In addition to promoting the scientific merit of "intelligent design," IDEA also asserts the theory's secularity. From a "beliefs" statement  on the IDEA website:
We recognize that investigating over origins raises questions that are both religious and scientific in nature, but we are careful not to mix scientific claims with religious claims, and recognize that the two are distinct and different, though complementary to one-another.
A number of academics have disputed "intelligent design's" secularity as well, labeling it as a method of reinserting creationism into the scientific curriculum. In 1987, the U.S. Supreme Court overturned  a Louisiana law requiring the teaching of creationism in public schools along with evolution, ruling that the law violated the Establishment Clause  of the First Amendment .

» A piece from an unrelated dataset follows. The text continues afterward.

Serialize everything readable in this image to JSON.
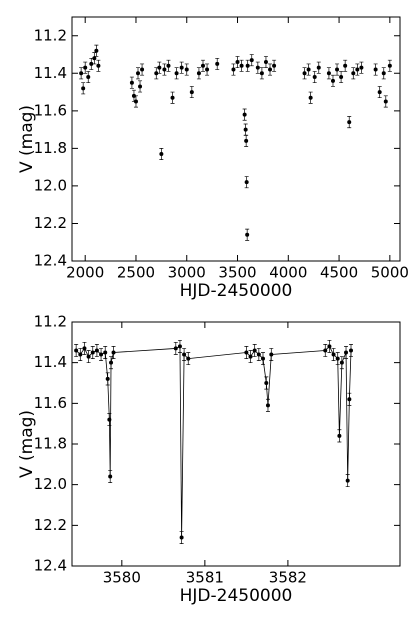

From the December 21, 2004, Chronicle of Higher Education article:
"I don't think intelligent design is a science," says Bruce Alberts, president of the National Academy of Sciences. "It's a way of restating creationism in a different formulation."
From an October 21, 2004, NCSE resource article  about the Pennsylvania case:
NCSE's executive director Eugenie C. Scott told the York Daily Record, "Intelligent design is just a sham to get creationism into the curriculum," explaining that "even if [its advocates] haven't convinced the scientific community, they have been able to convince the politicians ... And that's too bad for the students in Dover."